La production débuta en 1956.
Mais dans leur paranoïa, les dirigeants Chinois voulaient s'éloigner au maximum des Japonais et des Soviétiques. D'où une seconde usine, à Wuhan, dans le sud.
Canton aurait été encore plus éloigné. Mais pour les communistes, les villes des cotes avaient été perverties par les étrangers. Il fallait les punir en développant économiquement les villes à l'intérieur des terres.

La Second Auto Works vit le jour en 1969. Mais la paranoïa montait encore d'un cran. Avec la Révolution Culturelle, les Chinois se soupçonnaient entre eux.
La conception du camion de la Second Auto Works s'éternisa. Ingénieurs et techniciens étant souvent pris à parti.

En 1975, l'EQ240, alias "DongFeng" (vent d'est, d'après une citation de Mao) fut dévoilé. Il restait esthétiquement proche du Jiefang né 20 ans plus tôt. Dans une uchronie, Studebaker poursuivit la production de l'US6 après la guerre et nul doute qu'il aurait ressemblé au DongFeng...
Il disposerait d'un Cummins diesel 87ch. Certains disent que les Chinois avaient réussi à cloner le bloc US, très rustique. D'autres parlent de société-écrans, à Hong Kong, dont le seul but était d'obtenir des moteurs (et quelques autres pièces) auprès des fabricants du grand satan yankee.
L'EQ240 joua un rôle important dans la politique Chinoise.

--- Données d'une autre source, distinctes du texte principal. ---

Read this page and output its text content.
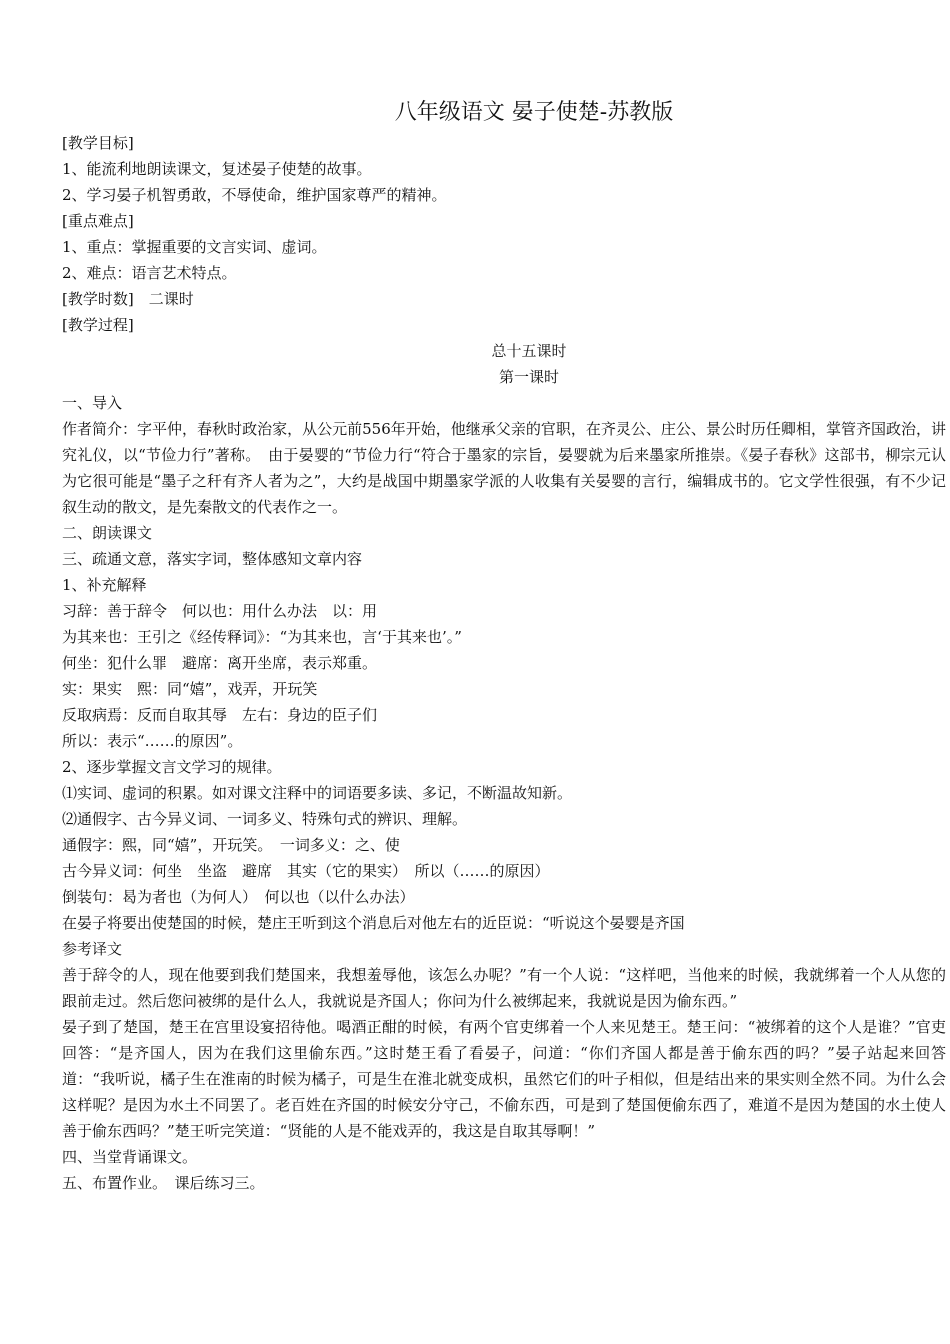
八年级语文 晏子使楚-苏教版
[教学目标]
1、能流利地朗读课文，复述晏子使楚的故事。
2、学习晏子机智勇敢，不辱使命，维护国家尊严的精神。
[重点难点]
1、重点：掌握重要的文言实词、虚词。
2、难点：语言艺术特点。
[教学时数]　二课时
[教学过程]
总十五课时
第一课时
一、导入
作者简介：字平仲，春秋时政治家，从公元前556年开始，他继承父亲的官职，在齐灵公、庄公、景公时历任卿相，掌管齐国政治，讲究礼仪，以“节俭力行”著称。　由于晏婴的“节俭力行“符合于墨家的宗旨，晏婴就为后来墨家所推崇。《晏子春秋》这部书，柳宗元认为它很可能是“墨子之秆有齐人者为之”，大约是战国中期墨家学派的人收集有关晏婴的言行，编辑成书的。它文学性很强，有不少记叙生动的散文，是先秦散文的代表作之一。
二、朗读课文
三、疏通文意，落实字词，整体感知文章内容
1、补充解释
习辞：善于辞令　何以也：用什么办法　以：用
为其来也：王引之《经传释词》：“为其来也，言‘于其来也’。”
何坐：犯什么罪　避席：离开坐席，表示郑重。
实：果实　熙：同“嬉”，戏弄，开玩笑
反取病焉：反而自取其辱　左右：身边的臣子们
所以：表示“……的原因”。
2、逐步掌握文言文学习的规律。
⑴实词、虚词的积累。如对课文注释中的词语要多读、多记，不断温故知新。
⑵通假字、古今异义词、一词多义、特殊句式的辨识、理解。
通假字：熙，同“嬉”，开玩笑。　一词多义：之、使
古今异义词：何坐　坐盗　避席　其实（它的果实）　所以（……的原因）
倒装句：曷为者也（为何人）　何以也（以什么办法）
在晏子将要出使楚国的时候，楚庄王听到这个消息后对他左右的近臣说：“听说这个晏婴是齐国
参考译文
善于辞令的人，现在他要到我们楚国来，我想羞辱他，该怎么办呢？”有一个人说：“这样吧，当他来的时候，我就绑着一个人从您的跟前走过。然后您问被绑的是什么人，我就说是齐国人；你问为什么被绑起来，我就说是因为偷东西。”
晏子到了楚国，楚王在宫里设宴招待他。喝酒正酣的时候，有两个官吏绑着一个人来见楚王。楚王问：“被绑着的这个人是谁？”官吏回答：“是齐国人，因为在我们这里偷东西。”这时楚王看了看晏子，问道：“你们齐国人都是善于偷东西的吗？”晏子站起来回答道：“我听说，橘子生在淮南的时候为橘子，可是生在淮北就变成枳，虽然它们的叶子相似，但是结出来的果实则全然不同。为什么会这样呢？是因为水土不同罢了。老百姓在齐国的时候安分守己，不偷东西，可是到了楚国便偷东西了，难道不是因为楚国的水土使人善于偷东西吗？”楚王听完笑道：“贤能的人是不能戏弄的，我这是自取其辱啊！”
四、当堂背诵课文。
五、布置作业。　课后练习三。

Dès les années 50, les Chinois construisirent routes et ponts à travers les campagnes. Vous vous en doutez, ce n'était pas pour favoriser la circulation des ruraux. L'objectif était de désenclaver les régions lointaines. La Chine est composée d'une mosaïque d'ethnies. Certains, notamment les Ouïgours ou les Tibétains avaient profité de l'effondrement politique du XIXe siècle pour profiter d'une indépendance de facto. En 1921, avec l'appuie de Soviétiques, la Mongolie déclara son indépendance. Hors de question que d'autres morceaux de Chine ne prennent le large !
D'où cette technique de désenclavement, accompagnée d’installation de véritables colonies han (l’ethnie Chinoise majoritaire.) Parfois, ces civils au sein de coopératives dépendantes de l'armée. Cette technique avait déjà été utilisée au cours de l'histoire Chinoise.

Quoi qu'il en soit, le voyage en EQ240 était loin d'être confortable, à l'arrière. Il se contentait d'un mince bâche face aux sables du désert ou aux neiges éternelles. Point de bancs et avec 80km/h en descente, on avait tout le temps d'y laisser sa santé...
Pour les Chinois, le DongFeng représentait le premier camion vraiment "made in China" (le Jiefang ne pouvant cacher ses origines soviétiques.)

Au point que 20 ans plus tard, la Second Auto Works fut rebaptisée DongFeng.